Ruling on admissibility: With considerable hesitation the judge agreed to read the report. However, he placed no weight on the contents of the report not only because of its filing in blatant breach of the law, but also because of the following matters.

 “at the end of an experts report there must be a statement that the expert understands and  has complied with the expert’s duty to the court”.

No such statement was appended to Mr Harding’s report.

Mr Harding appeared to have been shown documents which had been disclosed in earlier proceedings by the husband to the wife, without the court’s permission. Such disclosure would be a contempt of court by both the discloser and the recipient of the documents.

Mr Harding put forward his opinions based on the most flimsy of materials, without seeking the husband’s contribution or clarifications. This failure to seek any clarifications from the husband was considered egregious, and flew in the face of the most elementary rule governing an expert. It is basic, if you are going to put forward an expert’s report, that it must be objective. And objectivity requires, where there are lacunae, that clarification is sought from the other party before going into print.

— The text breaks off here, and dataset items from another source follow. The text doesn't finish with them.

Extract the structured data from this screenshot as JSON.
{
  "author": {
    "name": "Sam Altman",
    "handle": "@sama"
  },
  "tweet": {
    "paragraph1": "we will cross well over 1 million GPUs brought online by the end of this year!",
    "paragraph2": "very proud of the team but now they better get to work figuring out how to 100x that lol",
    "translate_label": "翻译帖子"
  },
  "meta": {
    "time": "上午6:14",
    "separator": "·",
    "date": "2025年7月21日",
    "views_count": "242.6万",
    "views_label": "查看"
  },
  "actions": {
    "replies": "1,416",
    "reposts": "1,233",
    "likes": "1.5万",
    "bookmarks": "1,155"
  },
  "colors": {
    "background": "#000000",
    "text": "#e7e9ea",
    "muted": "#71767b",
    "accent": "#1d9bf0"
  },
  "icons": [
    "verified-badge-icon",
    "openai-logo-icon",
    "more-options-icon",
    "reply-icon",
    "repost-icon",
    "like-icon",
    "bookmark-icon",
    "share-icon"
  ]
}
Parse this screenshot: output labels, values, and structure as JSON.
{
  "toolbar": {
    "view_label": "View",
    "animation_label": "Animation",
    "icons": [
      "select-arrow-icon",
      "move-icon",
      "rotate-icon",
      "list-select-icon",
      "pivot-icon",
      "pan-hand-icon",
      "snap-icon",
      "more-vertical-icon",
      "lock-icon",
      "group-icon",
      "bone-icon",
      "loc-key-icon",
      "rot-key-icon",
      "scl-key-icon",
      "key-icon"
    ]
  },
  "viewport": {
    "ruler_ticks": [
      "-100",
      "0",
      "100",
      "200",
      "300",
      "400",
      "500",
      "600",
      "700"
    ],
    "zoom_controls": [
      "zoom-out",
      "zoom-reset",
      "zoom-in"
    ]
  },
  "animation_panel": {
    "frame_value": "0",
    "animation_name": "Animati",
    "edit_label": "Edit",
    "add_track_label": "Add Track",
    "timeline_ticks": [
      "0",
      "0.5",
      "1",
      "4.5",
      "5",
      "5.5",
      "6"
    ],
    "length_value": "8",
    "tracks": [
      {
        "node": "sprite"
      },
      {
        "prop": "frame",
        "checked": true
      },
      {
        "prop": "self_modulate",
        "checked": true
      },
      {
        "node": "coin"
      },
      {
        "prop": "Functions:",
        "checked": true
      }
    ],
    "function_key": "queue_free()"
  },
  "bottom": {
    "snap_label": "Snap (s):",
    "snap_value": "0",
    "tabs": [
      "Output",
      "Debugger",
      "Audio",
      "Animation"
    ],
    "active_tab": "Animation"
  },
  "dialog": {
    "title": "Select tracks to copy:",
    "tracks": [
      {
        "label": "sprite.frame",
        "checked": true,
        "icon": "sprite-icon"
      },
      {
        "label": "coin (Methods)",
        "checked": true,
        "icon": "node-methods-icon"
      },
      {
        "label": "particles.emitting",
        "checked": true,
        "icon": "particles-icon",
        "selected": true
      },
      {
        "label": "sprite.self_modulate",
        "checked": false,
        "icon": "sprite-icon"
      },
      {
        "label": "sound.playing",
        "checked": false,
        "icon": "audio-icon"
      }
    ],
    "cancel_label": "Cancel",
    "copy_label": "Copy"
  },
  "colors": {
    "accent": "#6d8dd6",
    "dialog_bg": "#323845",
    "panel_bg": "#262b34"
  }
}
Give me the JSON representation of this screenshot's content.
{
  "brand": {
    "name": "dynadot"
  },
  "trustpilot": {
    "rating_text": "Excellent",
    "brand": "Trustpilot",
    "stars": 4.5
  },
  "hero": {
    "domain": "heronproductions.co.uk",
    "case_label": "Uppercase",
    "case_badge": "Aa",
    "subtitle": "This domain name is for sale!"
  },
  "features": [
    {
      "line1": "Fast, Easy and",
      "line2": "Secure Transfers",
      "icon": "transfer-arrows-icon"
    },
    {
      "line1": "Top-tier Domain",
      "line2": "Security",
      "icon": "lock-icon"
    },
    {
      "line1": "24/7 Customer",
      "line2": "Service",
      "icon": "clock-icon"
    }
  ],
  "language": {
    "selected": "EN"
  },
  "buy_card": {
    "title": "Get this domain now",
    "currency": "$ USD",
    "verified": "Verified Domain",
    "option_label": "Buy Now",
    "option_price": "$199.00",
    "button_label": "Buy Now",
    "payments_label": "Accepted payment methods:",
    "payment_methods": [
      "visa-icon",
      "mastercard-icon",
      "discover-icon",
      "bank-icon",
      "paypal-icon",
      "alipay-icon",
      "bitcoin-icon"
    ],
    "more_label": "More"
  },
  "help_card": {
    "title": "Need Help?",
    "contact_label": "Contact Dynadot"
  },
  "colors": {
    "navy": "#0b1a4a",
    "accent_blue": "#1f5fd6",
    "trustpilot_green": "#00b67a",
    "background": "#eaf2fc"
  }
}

In the absence of up-to-date and reliable evidence from the husband, Mr Harding’s conclusions were largely conjectural. His was a highly partial exercise.

 

The judge was surprised that Mr Harding, holding himself out as a partner in a firm that focuses on forensic accounting, should have been apparently entirely oblivious of the legal obligations that attach to people who hold themselves out as experts in court proceedings. The judge found it very difficult to accept that Mr Harding was unaware that the permission of the court was needed to instruct him in such proceedings.

 

The judge’s conclusion was that the process by which the report was produced was so flawed, and the material on which it was based so limited and conjectural, that it would be entirely wrong for him to place any weight on it whatsoever.

 

Learning points:

  •             In a family case, do not accept instructions as an expert unless you are satisfied that the court has given permission for you to be instructed.
  •             Ensure that your report complies with any procedural rules
  •             Ensure that you have sufficient factual information upon which to base your opinion.
  •             If you need further information or clarification in order to address an issue, ask for the information or clarification.